Body and Soul is the old science-fiction staple, the body swap episode.

There are any number of iconic examples of the genre, even within the larger Star Trek franchise. Although the original series was populated with duplicates and doppelgängers and surrogates and clones in episodes like The Enemy Within, Mirror, Mirror, Whom Gods Destroy and even What Are Little Girls Made Of?Turnabout Intruder might be the most straightforward example. Star Trek III: The Search for Spock featured sequences in which McCoy was channelling Spock. Star Trek: Deep Space Nine had all the cast take on the personalities of Dax’s past hosts in Facets.

Insert your cheesecake jokes here.

Often, these sorts of stories exist to showcase the dramatic range of key performers and to offer a little variety to the weekly routine of playing the same character for years and years on end. On Star Trek: The Next Generation, Brent Spiner would occasionally find himself tasked with playing Data’s “brother” Lore or his “father” Noonien Soong in episodes like Datalore, Family, Descent, Part I, Descent, Part II and Inheritance. The cast on Deep Space Nine would play their mirror counterparts in stories like Crossover, Through the Looking Glass and Shattered Mirror.

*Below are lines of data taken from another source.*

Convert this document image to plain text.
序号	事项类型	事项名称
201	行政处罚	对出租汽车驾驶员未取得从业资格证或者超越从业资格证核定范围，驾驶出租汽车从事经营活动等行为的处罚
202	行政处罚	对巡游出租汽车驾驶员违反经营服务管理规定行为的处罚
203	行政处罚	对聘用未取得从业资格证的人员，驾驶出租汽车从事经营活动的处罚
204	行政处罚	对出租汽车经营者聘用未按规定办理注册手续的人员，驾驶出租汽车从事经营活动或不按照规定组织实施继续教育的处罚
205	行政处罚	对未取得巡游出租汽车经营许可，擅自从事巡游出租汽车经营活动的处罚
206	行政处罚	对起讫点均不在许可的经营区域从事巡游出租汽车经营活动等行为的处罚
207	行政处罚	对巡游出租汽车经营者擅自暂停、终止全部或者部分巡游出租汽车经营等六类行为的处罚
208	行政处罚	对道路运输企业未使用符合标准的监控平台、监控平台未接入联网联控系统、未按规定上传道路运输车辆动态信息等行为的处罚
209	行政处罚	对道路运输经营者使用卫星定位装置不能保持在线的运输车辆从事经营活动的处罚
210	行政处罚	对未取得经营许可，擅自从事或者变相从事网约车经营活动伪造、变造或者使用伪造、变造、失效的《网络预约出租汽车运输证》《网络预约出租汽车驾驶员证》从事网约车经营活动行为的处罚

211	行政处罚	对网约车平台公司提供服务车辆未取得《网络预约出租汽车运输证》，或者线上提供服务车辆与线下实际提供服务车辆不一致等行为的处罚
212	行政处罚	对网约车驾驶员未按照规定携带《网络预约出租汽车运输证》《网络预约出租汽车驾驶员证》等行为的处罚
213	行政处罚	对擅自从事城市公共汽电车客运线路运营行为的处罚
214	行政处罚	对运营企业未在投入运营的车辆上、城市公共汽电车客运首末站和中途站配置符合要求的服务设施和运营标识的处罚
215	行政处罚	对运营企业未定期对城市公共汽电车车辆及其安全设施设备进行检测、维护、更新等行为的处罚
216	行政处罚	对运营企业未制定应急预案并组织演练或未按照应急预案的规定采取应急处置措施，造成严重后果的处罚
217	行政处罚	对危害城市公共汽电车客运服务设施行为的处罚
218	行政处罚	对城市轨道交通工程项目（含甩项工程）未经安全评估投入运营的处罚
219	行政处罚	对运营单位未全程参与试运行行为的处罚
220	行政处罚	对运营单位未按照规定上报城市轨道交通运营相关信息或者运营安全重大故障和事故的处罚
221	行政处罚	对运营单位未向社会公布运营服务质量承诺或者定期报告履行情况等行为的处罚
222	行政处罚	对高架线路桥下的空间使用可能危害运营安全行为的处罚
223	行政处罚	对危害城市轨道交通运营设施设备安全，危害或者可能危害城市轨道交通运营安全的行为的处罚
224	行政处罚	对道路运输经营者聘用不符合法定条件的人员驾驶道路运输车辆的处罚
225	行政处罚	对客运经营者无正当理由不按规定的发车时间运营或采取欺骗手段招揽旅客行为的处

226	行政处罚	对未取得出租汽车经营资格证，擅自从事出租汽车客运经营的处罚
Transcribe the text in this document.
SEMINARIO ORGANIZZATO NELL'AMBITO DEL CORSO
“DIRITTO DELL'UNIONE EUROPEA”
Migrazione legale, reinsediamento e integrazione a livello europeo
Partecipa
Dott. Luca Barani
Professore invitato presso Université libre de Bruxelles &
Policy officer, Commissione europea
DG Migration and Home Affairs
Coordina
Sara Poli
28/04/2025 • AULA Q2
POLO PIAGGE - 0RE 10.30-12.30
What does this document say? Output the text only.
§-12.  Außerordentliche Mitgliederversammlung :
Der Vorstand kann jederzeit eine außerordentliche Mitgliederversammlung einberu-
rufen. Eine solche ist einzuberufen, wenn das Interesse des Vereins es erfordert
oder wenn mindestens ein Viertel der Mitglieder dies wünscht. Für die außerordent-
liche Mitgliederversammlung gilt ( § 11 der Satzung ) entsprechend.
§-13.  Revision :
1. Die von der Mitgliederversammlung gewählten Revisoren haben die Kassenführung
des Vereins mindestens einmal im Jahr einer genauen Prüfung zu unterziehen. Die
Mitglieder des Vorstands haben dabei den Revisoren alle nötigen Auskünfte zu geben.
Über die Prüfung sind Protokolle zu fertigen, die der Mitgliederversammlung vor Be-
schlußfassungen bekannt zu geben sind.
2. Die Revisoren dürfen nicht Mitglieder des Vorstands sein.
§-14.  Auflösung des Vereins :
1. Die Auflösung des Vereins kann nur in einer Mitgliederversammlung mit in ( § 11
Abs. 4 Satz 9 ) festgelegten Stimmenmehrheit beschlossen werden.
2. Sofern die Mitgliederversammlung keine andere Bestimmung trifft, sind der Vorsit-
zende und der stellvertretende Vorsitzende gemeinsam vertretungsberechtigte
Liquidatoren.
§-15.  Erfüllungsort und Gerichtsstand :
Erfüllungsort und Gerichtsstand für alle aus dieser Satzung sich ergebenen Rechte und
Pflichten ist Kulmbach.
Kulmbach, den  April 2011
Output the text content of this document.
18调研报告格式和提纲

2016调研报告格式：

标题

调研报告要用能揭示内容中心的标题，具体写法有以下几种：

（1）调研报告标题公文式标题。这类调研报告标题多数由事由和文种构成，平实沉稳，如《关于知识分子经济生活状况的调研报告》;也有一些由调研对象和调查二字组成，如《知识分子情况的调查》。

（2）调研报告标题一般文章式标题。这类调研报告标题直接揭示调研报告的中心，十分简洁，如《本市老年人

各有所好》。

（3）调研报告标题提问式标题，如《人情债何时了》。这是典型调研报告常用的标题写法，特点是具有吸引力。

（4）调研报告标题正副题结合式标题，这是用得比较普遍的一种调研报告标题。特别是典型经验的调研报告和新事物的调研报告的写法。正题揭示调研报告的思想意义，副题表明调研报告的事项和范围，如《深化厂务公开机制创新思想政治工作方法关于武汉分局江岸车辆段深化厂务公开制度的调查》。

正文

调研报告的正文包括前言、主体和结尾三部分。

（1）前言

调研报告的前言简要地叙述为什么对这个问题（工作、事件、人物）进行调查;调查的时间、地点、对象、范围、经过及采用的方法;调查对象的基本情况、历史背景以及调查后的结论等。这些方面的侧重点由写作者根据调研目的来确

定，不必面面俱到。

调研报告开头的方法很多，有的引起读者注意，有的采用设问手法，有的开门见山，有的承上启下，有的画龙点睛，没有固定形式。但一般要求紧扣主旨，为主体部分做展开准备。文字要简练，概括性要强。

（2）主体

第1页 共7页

Even Star Trek: Voyager has done its own body swap and possession narratives before, like with Tuvok in Cathexis or with Paris in Vis à Vis. However, the success of these sorts of episodes largely rests in the execution, in the question of whether it is worth watching a familiar actor playing an unfamiliar role for forty-five minutes. This is a tough challenge, and many episodes falter trying to hit that mark. Body and Soul has a lot of very fundamental issues with it, but it at least has the common sense to ask one of the cast’s best actors to impersonate another of the cast’s best actors.

“Next week is a Kim episode?”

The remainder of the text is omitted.